Upper Arlington, Ohio
For nearly four decades, Karen and Jeff Groff have read the same children’s books to their son, Danny. Now 39, Danny still lights up when his mother whispers the line “George got curious” from Curious George Rides a Bike. Sitting between his parents with his stuffed Bert Muppet toy, the tradition has become one of many daily rituals that bring him comfort.
Danny lives with Lennox-Gastaut syndrome (LGS), a rare and severe form of epilepsy that affects about 50,000 people in the U.S. and 1 million worldwide. According to the LGS Foundation, each seizure causes brain damage, leading to developmental delays and lifelong disabilities. Danny has seizures every day, leaving him with the abilities of a 2-year-old. He also has Type 1 diabetes, further complicating his care.
His daily routine is predictable: morning coffee, medication and insulin injections, story time, outings, evenings with “Wheel of Fortune,” and Friday “happy hours” with extended family. He dotes on his infant niece and cherishes his Ohio State–themed bedroom.
But as his parents age, the Groffs face an agonizing question: What happens to Danny when they are no longer here?
“Our worst nightmare is that we lose him first,” Karen said. “And our worst nightmare is that we go first.”
Planning for an Uncertain Future
Karen and Jeff, both 66 and retired educators, are confronting the realities many families of adults with rare diseases face. They are prearranging three funerals — their own and Danny’s. The task, Karen admits, is “a little overwhelming.”
Research shows they are not alone. A University of Illinois study found fewer than half of parents of children and adults with disabilities have made long-term care plans. Financial constraints, emotional strain, and limited resources keep many families from preparing. A 2020 report estimated households with an adult with disabilities need nearly $18,000 extra each year.
“It’s normal to have these concerns,” said Jill Polander of the National Organization for Rare Disorders. “It’s OK to ask for help.”
The Burden and the Blessing
For the Groffs, one source of reassurance is their daughter, Jessica Hartman, 36, a preschool special education teacher. She and her husband have already committed to taking care of Danny.
“We hate to put that burden on them,” Karen said.
But Jessica insists she doesn’t see her brother as a burden. “Everything Danny taught me I now use in my career,” she said.
Still, caring for Danny is demanding. The Groffs rarely sleep through the night and handle everything from seizure response to basic care. They had the help of an in-home nurse for 25 years, but she recently retired. Finding specialized care is difficult amid a nationwide nursing shortage.
Financial Struggles and Legal Constraints
Danny receives just over $600 a month through Supplemental Security Income. But strict rules limit his assets to under $2,000 in order to maintain benefits.
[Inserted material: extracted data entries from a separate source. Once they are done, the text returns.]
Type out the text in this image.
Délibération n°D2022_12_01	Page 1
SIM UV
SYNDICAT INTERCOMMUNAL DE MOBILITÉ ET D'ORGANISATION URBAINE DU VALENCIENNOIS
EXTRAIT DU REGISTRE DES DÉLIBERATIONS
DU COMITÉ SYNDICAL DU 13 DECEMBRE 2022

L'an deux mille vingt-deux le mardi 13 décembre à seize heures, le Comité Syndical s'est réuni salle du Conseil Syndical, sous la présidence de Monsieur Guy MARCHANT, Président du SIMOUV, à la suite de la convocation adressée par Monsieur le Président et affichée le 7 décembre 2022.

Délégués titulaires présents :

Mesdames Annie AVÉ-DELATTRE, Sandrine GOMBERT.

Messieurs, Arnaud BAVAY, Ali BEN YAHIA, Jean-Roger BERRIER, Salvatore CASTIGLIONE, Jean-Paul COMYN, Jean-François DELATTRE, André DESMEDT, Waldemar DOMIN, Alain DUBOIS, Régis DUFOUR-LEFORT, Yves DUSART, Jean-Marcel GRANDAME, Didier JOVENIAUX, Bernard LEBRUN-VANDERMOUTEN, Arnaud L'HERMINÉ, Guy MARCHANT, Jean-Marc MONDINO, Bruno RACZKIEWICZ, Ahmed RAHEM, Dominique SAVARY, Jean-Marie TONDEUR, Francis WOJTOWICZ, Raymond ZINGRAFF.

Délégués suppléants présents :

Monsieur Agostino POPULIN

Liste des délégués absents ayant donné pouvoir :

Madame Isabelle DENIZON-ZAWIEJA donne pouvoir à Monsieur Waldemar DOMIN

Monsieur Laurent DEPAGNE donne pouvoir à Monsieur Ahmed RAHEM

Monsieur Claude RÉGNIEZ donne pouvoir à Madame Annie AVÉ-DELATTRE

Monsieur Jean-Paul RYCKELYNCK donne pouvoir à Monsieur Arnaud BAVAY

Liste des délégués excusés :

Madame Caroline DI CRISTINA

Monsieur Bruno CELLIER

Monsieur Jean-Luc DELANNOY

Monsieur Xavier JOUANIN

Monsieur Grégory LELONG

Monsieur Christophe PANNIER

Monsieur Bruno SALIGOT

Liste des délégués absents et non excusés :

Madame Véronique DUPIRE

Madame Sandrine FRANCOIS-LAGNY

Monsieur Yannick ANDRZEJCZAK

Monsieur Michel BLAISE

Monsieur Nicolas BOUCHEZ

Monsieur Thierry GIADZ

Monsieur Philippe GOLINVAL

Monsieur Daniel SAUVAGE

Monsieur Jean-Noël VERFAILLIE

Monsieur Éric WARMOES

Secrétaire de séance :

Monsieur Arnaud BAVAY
For now, Jessica is set to inherit her parents’ estate with the understanding that it will fund Danny’s care.
“We’re trying to be extremely frugal in retirement so that that is untouched,” Karen said.
Building Support and Resources
Karen has also turned her family’s challenges into advocacy. As board president of the Lennox-Gastaut Syndrome Foundation, she helped develop a “C.A.R.E. Binder,” a resource that guides families through organizing medical, legal, and financial information, as well as difficult conversations about the future.
“Parents have so much shame and fear around this topic,” said Rosellen Reif, a mental health counselor who works with families of children with disabilities. “It’s such a taboo, even in the disability world.”
Online communities have been lifelines for the Groffs, who connect with other caregivers through Facebook groups and national organizations.
“You need that sense that you are not alone,” Karen said.
Looking Ahead
For now, the Groffs continue their search for a new in-home nurse while cherishing the life they’ve built with Danny. What matters most, they say, is keeping him safe, happy, and surrounded by family.
“It’s all about quality of life at this point,” Karen said. “And he’s happiest when he’s with the people he loves — being Uncle Danny.”